In this study, medically treated patients showed 100% mortality after 30 days. Therefore, the overall strategy is to correct the ventricular septal defect. In the elderly patients (>75 years), the prognosis with surgery is extremely grave and surgical treatment should probably only be offered in selected cases. In this particular group it may also be appropriate to consider the use of a transcatheter closure device; particularly if the patient is not considered for concomitant coronary artery bypass surgery, if the ventricular septal defect has a simple structure (predominantly anterior located), and if it is not located close to the mitral valve apparatus. Only case reports and small series have documented the yield of these devices that may change into significant future treatment options [22–24]. In this context, an 83-year-old patient with septal rupture was recently treated in our department with an Amplatz occluder and the outcome was successful.
Another controversial question is the need for concomitant coronary bypass surgery. Some series indicate that concomitant revascularization may improve late survival [25, 26], whereas others have failed to show any definitive benefit of concomitant bypass surgery [27, 28]. In the present study coronary grafting was only performed in patients with multivessel disease to ensure optimal conditions for the left and right ventricular performance in the postoperative phase.
In summary, the mean age of the patient with ventricular septal defects is higher than described in prethrombolytic series.
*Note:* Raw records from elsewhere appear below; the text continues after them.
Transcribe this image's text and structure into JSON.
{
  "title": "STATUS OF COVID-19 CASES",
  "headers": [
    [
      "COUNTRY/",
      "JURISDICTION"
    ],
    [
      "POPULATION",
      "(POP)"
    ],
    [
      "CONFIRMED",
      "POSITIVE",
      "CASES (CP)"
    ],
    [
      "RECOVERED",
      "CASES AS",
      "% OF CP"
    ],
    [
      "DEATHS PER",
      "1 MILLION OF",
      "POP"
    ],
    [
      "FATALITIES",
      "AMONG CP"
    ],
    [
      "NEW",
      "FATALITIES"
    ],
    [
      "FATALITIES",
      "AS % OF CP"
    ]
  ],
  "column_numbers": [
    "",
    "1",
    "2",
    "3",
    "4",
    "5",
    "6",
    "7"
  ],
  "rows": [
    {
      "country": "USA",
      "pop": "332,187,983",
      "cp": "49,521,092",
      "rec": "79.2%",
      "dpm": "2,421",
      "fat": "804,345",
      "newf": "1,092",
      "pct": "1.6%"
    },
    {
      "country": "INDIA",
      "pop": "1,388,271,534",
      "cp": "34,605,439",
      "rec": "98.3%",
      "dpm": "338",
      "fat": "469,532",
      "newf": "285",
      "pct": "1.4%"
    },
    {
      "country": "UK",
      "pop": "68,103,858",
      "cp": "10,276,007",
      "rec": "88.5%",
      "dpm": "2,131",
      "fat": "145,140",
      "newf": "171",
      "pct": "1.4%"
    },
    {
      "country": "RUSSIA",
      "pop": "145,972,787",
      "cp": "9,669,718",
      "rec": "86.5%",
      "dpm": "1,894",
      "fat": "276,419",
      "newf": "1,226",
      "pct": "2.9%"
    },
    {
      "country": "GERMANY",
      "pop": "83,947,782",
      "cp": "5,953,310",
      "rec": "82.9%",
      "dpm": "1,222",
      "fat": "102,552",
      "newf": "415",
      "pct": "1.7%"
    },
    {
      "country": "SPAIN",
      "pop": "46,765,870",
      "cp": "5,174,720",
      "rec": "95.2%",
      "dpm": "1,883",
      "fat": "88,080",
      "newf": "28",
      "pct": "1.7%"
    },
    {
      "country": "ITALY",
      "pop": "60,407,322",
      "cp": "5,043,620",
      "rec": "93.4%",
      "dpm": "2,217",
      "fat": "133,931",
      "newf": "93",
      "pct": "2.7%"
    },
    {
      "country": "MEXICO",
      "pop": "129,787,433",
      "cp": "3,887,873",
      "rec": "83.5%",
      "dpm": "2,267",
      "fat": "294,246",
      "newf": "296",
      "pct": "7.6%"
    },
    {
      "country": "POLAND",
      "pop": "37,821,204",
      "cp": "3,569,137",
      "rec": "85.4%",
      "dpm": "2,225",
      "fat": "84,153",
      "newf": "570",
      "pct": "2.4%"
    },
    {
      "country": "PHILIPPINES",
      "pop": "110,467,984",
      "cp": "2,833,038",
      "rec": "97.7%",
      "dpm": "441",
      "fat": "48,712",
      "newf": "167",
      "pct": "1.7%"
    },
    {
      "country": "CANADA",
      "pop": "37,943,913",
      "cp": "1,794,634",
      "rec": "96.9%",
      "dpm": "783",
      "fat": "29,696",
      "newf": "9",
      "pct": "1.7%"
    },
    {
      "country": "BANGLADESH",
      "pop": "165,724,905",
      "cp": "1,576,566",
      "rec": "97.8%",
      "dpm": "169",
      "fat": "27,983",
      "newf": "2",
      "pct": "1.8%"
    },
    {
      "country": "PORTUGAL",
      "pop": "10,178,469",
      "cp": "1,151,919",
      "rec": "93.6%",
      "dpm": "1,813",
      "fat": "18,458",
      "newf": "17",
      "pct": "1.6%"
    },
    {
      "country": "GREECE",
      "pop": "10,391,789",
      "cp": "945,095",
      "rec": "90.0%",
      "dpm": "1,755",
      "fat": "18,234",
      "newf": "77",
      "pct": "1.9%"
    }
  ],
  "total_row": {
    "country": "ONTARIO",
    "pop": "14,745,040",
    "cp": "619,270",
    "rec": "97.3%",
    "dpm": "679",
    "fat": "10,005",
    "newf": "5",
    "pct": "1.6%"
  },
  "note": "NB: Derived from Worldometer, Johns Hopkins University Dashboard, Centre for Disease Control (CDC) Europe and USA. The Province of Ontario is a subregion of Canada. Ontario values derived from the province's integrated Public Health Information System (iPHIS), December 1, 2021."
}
Clinical signs of congestive heart failure on admission, advanced age, and a history of hypertension were associated with poor long-term outcome. Despite improvements in medical and interventional techniques the early as well as the long-term overall prognosis remained poor in this contemporary series. However, a more favorable prognosis was found in surgically treated patients who were younger than 75 years. The potential benefit of early transcatheter intervention in selected patients or by modified surgical techniques needs further exploration.